How long before every well funded group of SJW will demand to add sites to that ban list?
Copyright infringement often starts with all kinds of talk about books, movies, reviews, comments on the internet.
Movie review sites?
Books about faith and cults?
History sites?
Political sites?
Law sites that list details about a nations crime rate?
Sites that review political books?
That could induce a person to consider copyright infringement after reading about a problematic book or movie.
Block the problematic site and the temptation for copyright infringement is removed.
The SJW get to ban sites they don't like and the risk of copyright infringement is removed.
Win, win for censorship.
Domestic spying is now "Benign Information Gathering"
So you advocate supporting the culture industry through taxation. Fair enough. But hadn't we ought to nationalize them first?
I'm sure I'm not the only one who finds it abhorrent to support oligarch-controlled, for-profit, not democratically accountable, "private" "businesses" through taxation.

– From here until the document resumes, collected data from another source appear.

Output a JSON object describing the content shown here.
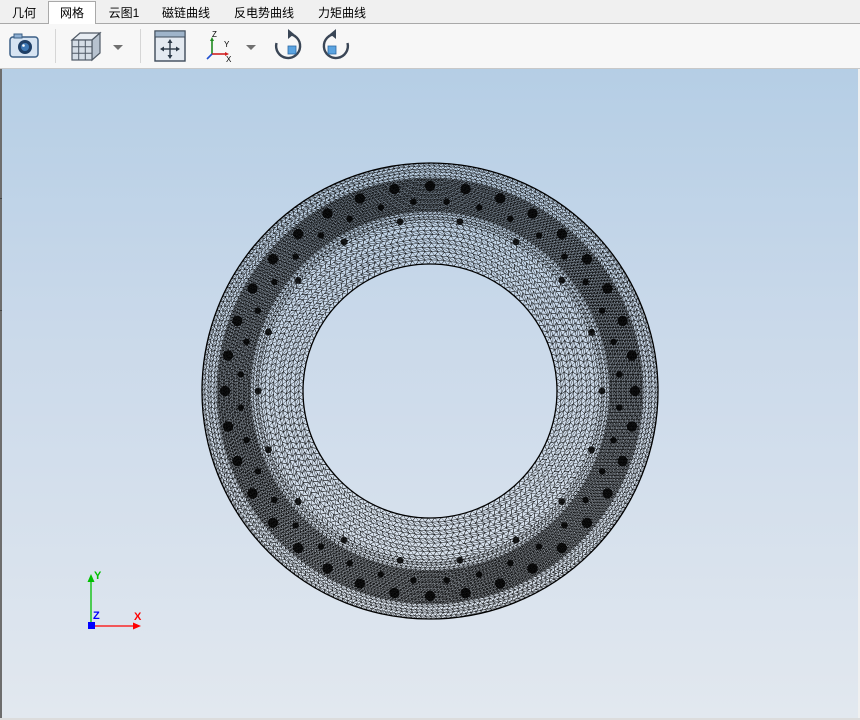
{
  "tabs": [
    {
      "label": "几何",
      "active": false
    },
    {
      "label": "网格",
      "active": true
    },
    {
      "label": "云图1",
      "active": false
    },
    {
      "label": "磁链曲线",
      "active": false
    },
    {
      "label": "反电势曲线",
      "active": false
    },
    {
      "label": "力矩曲线",
      "active": false
    }
  ],
  "toolbar": {
    "buttons": [
      {
        "icon": "camera-icon"
      },
      {
        "icon": "cube-view-icon",
        "has_dropdown": true
      },
      {
        "icon": "fit-view-icon"
      },
      {
        "icon": "axis-orientation-icon",
        "has_dropdown": true
      },
      {
        "icon": "rotate-clockwise-icon"
      },
      {
        "icon": "rotate-counterclockwise-icon"
      }
    ],
    "axis_icon_labels": {
      "z": "Z",
      "y": "Y",
      "x": "X"
    }
  },
  "viewport": {
    "content": "finite element mesh of annular cross-section",
    "triad": {
      "x_label": "X",
      "y_label": "Y",
      "z_label": "Z"
    },
    "colors": {
      "background_top": "#b5cee5",
      "background_bottom": "#e2e8ef",
      "mesh": "#000000",
      "x_axis": "#ff0000",
      "y_axis": "#00c000",
      "z_axis": "#0000ff"
    }
  }
}
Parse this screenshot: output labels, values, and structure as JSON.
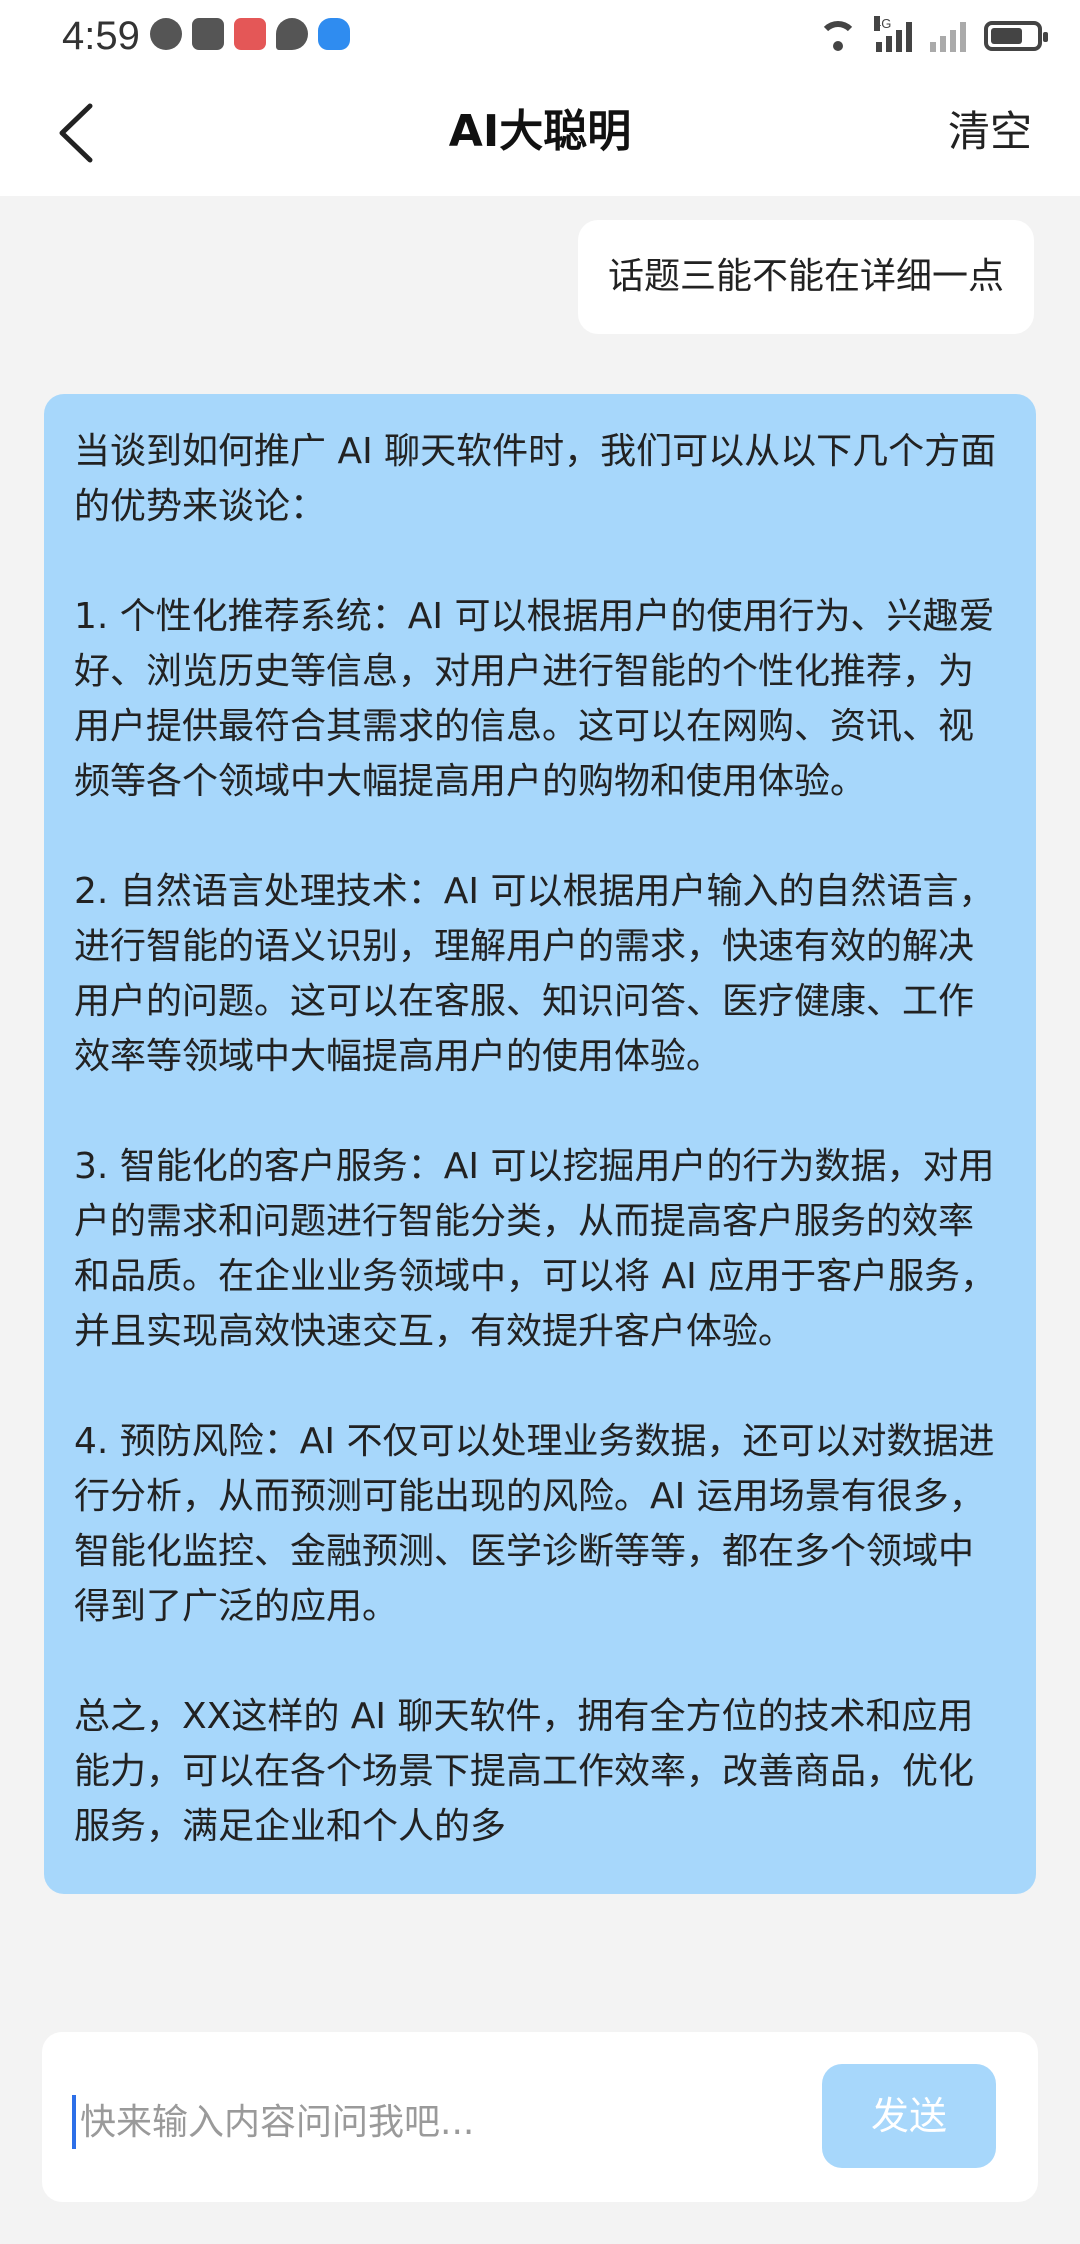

I was with an ISP which, earlier this year, started blocking TPB. Gave me the push I needed to switch to a different ISP which conveniently also costs $5 less per month.
I have a feeling that, if this happens, only the big players will implement it. A lot of the smaller guys see it as a big selling point that they don't do any traffic shaping and such, and some of them even offered free SSL tunnels as part of their basic service back when the big players were trying to throttle torrent traffic over the bulk bandwidth which they sold to the smaller companies.
If not, I suppose there's always VPNs.